The system “STREAM” has introduced a notion called a sliding window (hereinafter, referred to simply as “window”) for realizing a real-time processing by cutting out a part of the stream data items that are arriving at the system by specifying the width of a time period such as latest 10 minutes or the width of the number of items such as latest 1,000 items.
As a preferable example of a description language for queries including such a window specification, Continuous Query Language (CQL) is disclosed in above-described “Query Processing, Resource Management, and Approximation in a Data Stream Management System”. CQL has been developed by extending Structured Query Language (SQL), which is widely used for the DBMS, so as to be capable of the window specification.
FIG. 22 is a diagram illustrating an example of CQL. A query 2201 illustrated in FIG. 22 is an example of the query described in above-described “Query Processing, Resource Management, and Approximation in a Data Stream Management System”.
The query 2201 is a query for calculating a total count of access that has been made to a certain web proxy server from the domain “stanford.edu” for one day. “Requests” represents web access data that has keep arriving at the web proxy server, and is not quiescent data such as a table to be handled in the DBMS but continuous stream data. Therefore, the total count of the access cannot be calculated without specifying which part of the stream data to be a subject as in the window specification “[Range 1 Day Preceding]”.
The stream data cut out by the window is retained in the memory and used for a query processing. As typical window specification methods, there are a “Range” window (hereinafter, referred to as “time window”) for specifying the width of the window by the time period and a “Row” window (hereinafter, referred to as “row window”) for specifying the width of the window by the number of data items. For example, if the time window is set to 10 minutes, data items for the latest 10 minutes are to be subjects of the query processing, and if the row window is set to the number of 10, the latest 10 data items are to be subjects of the query processing.
Meanwhile, as a method of recovering the stream data processing system, Hwang, J.-H. Balazinska, M. Rasin, A. Cetintemel, U. Stonebraker, M. Zdonik, S.: “High-Availability Algorithms for Distributed Stream Processing” Proceedings of the 21st International Conference on Data Engineering, (ICDE2005) April 2005 discloses an ActiveStandby scheme in which an active system and a standby system are caused to operate even in a normal mode and a PassiveStandby scheme in which memory is periodically copied from the active system to the standby system.

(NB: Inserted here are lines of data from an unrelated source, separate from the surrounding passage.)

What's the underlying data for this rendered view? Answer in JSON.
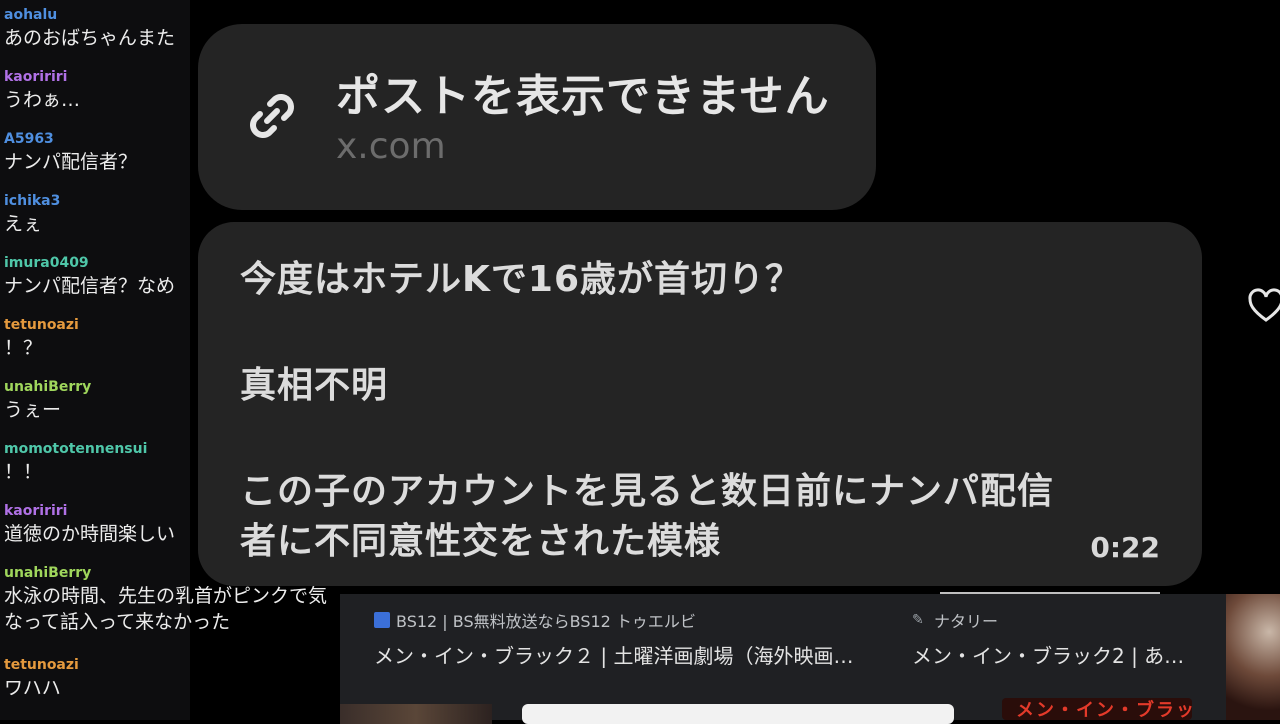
{
  "chat": {
    "messages": [
      {
        "user": "aohalu",
        "color": "#4f8fe0",
        "text": "あのおばちゃんまた"
      },
      {
        "user": "kaoririri",
        "color": "#b071e6",
        "text": "うわぁ…"
      },
      {
        "user": "A5963",
        "color": "#4f8fe0",
        "text": "ナンパ配信者？"
      },
      {
        "user": "ichika3",
        "color": "#4f8fe0",
        "text": "えぇ"
      },
      {
        "user": "imura0409",
        "color": "#4fc7a9",
        "text": "ナンパ配信者？なめ"
      },
      {
        "user": "tetunoazi",
        "color": "#e59a3e",
        "text": "！？"
      },
      {
        "user": "unahiBerry",
        "color": "#9fd65c",
        "text": "うぇー"
      },
      {
        "user": "momototennensui",
        "color": "#4fc7a9",
        "text": "！！"
      },
      {
        "user": "kaoririri",
        "color": "#b071e6",
        "text": "道徳のか時間楽しい"
      },
      {
        "user": "unahiBerry",
        "color": "#9fd65c",
        "text": "水泳の時間、先生の乳首がピンクで気\nなって話入って来なかった"
      },
      {
        "user": "tetunoazi",
        "color": "#e59a3e",
        "text": "ワハハ"
      }
    ]
  },
  "link_card": {
    "icon": "link-icon",
    "title": "ポストを表示できません",
    "domain": "x.com"
  },
  "tweet": {
    "lines": [
      "今度はホテルKで16歳が首切り？",
      "真相不明",
      "この子のアカウントを見ると数日前にナンパ配信",
      "者に不同意性交をされた模様"
    ],
    "video_time": "0:22"
  },
  "heart_icon": "heart-icon",
  "search_results": [
    {
      "source": "BS12 | BS無料放送ならBS12 トゥエルビ",
      "title": "メン・イン・ブラック２ | 土曜洋画劇場（海外映画…",
      "favicon_color": "#3b6fd8"
    },
    {
      "source": "ナタリー",
      "title": "メン・イン・ブラック2 | あ…",
      "favicon_color": "#9aa0a6"
    }
  ],
  "poster_title": "メン・イン・ブラック"
}
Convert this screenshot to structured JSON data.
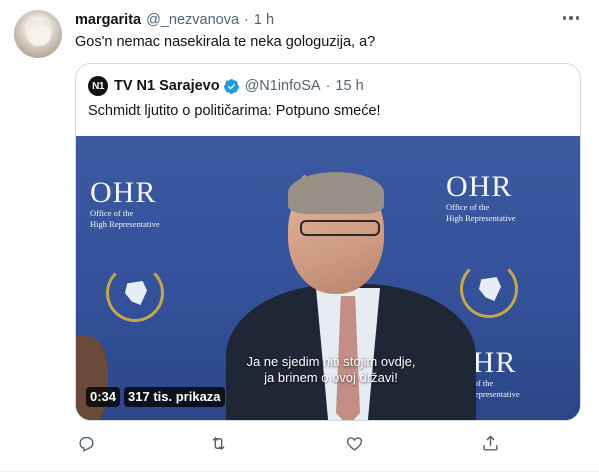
{
  "tweet": {
    "display_name": "margarita",
    "handle": "@_nezvanova",
    "separator": "·",
    "time": "1 h",
    "text": "Gos'n nemac nasekirala te neka gologuzija, a?"
  },
  "quote": {
    "logo_text": "N1",
    "display_name": "TV N1 Sarajevo",
    "handle": "@N1infoSA",
    "separator": "·",
    "time": "15 h",
    "text": "Schmidt ljutito o političarima: Potpuno smeće!"
  },
  "video": {
    "backdrop_logo": "OHR",
    "backdrop_line1": "Office of the",
    "backdrop_line2": "High Representative",
    "subtitle_line1": "Ja ne sjedim niti stojim ovdje,",
    "subtitle_line2": "ja brinem o ovoj državi!",
    "duration": "0:34",
    "views": "317 tis. prikaza"
  },
  "icons": {
    "reply": "reply-icon",
    "retweet": "retweet-icon",
    "like": "heart-icon",
    "share": "share-icon",
    "more": "more-icon",
    "verified": "verified-badge-icon"
  },
  "colors": {
    "text_primary": "#0f1419",
    "text_secondary": "#536471",
    "border": "#cfd9de",
    "verified": "#1d9bf0",
    "video_backdrop": "#34519a"
  }
}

In the ActiveStandby scheme, data is transmitted from a data transmission application to both the active system and the standby system, which both perform the stream data processing. Then, in a result reception application, a check is performed on consistency between output stream data output from the active system and output stream data output from the standby system, and only the output stream data output from one of the systems is handled. Even if a failure occurs in the active system, the standby system is constantly operating, and hence a stream processing system can be continued by switching to the standby system.
In the PassiveStandby scheme, an input stream is subjected to the stream processing in the active system, while the input stream data is buffered without being subjected to the stream processing in the standby system, and processing results in the active system are periodically copied to the standby system. If a failure occurs in the active system, the stream processing system can be continued by processing the input stream data starting from the memory that has been copied to the standby system.